慢性肝疾患に対しては1日1回40〜60mlを静脈内に注射又は点滴静注する。年齢、症状により適宜増減する。なお、増量する場合は1日100mlを限度とする。
 つまり、GOT・GPTの下がりが悪い場合は、1日100ml(5アンプル)まで増量しての使用が認められました。この点が、十分に認識されていないため、一部の医療施設では未だに1日に 2〜3アンプルしか使えないと思っておられるところがあるようです。
 この薬の副作用としては、主に電解質の異常(カリウムの低下)と血圧上昇です。カリウムが低下すると、脱力感や筋力低下などが起こることがあります。このため、SNMC使用中は、たまに血圧測定と採血で電解質のチェックをしなければなりません。(病院での血圧が高めにでることが多いので、ご自宅での血圧測定をお勧めします。)
 また、甘草を含んでいる漢方薬や、グリチロン錠、ラシックスなどの利尿剤(アルダクトンという利尿剤は逆に副作用を抑えます)は副作用を出やすくする可能性があります。
 さて、副作用はこのように大した物は有りませんが、その効果やお値段はいかがでしょうか。

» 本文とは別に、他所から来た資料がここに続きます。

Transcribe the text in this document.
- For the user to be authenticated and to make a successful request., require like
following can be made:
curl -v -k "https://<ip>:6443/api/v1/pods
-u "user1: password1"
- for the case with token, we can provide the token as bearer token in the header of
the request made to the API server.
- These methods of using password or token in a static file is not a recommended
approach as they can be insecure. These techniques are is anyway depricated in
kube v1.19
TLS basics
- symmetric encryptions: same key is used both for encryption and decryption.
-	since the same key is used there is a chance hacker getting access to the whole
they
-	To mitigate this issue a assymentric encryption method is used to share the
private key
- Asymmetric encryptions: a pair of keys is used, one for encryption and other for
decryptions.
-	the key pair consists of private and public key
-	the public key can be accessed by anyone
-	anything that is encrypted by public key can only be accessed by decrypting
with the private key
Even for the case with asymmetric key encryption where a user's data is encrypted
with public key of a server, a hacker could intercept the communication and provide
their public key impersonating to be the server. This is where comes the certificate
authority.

 効果としては、100ml(5アンプル)投与によりGOT・GPTの低下のみならず、γGTPの低下や、組織学的にも(肝生検で調べても)改善することが知られています。また40ml(2アンプル)投与にて効果のなかった症例でも、100ml(5アンプル)へ増量すると効果があることも知られています。もちろん、インターフェロンが効かなかった方にも効果があります。
 40ml(2アンプル)を4週間続けてもGOT・GPTは低下しい例でも、100ml(5アンプル)に増量してさらに4週間治療するとGOT・GPTは低下します。このことから、SNMC大量(100ml)が有用なことがよくわかります。
 GOT・GPTを低下させると発癌率が下がることは知られており、組織学的な改善は肝硬変への進展を抑えるものと思われます。
 値段も、インターフェロンの1/100以下と格安で、副作用も少なくことより、SNMCは非常に有用な慢性肝炎の治療薬となっています。(もちろん、インターフェロンのようにウイルスの完全な排除は望めませんし、静脈注射に通院しなければならないという欠点もあります。)
 次に、どこまでGOT・GPTを低下させればよいか、という問題があります。どこまで下げれば十分かというはっきりした結論はまだでていません。我々は、GOT・GPTは低ければ低い程良いとおもっています。せっかく注射をするのであれば、GOT・GPTがせめて40〜50に、できれば正常値まで持っていきたいと思っています。そしてGOT・GPTが上昇しないことを確認しながら、徐々に減量し、投与を中止します。再燃した場合は再度治療を行います。再燃した場合もSNMCは初回同様有用です。
 また、治療中に数日間ぐらい治療を休んで旅行などに行かれても全く問題ありません。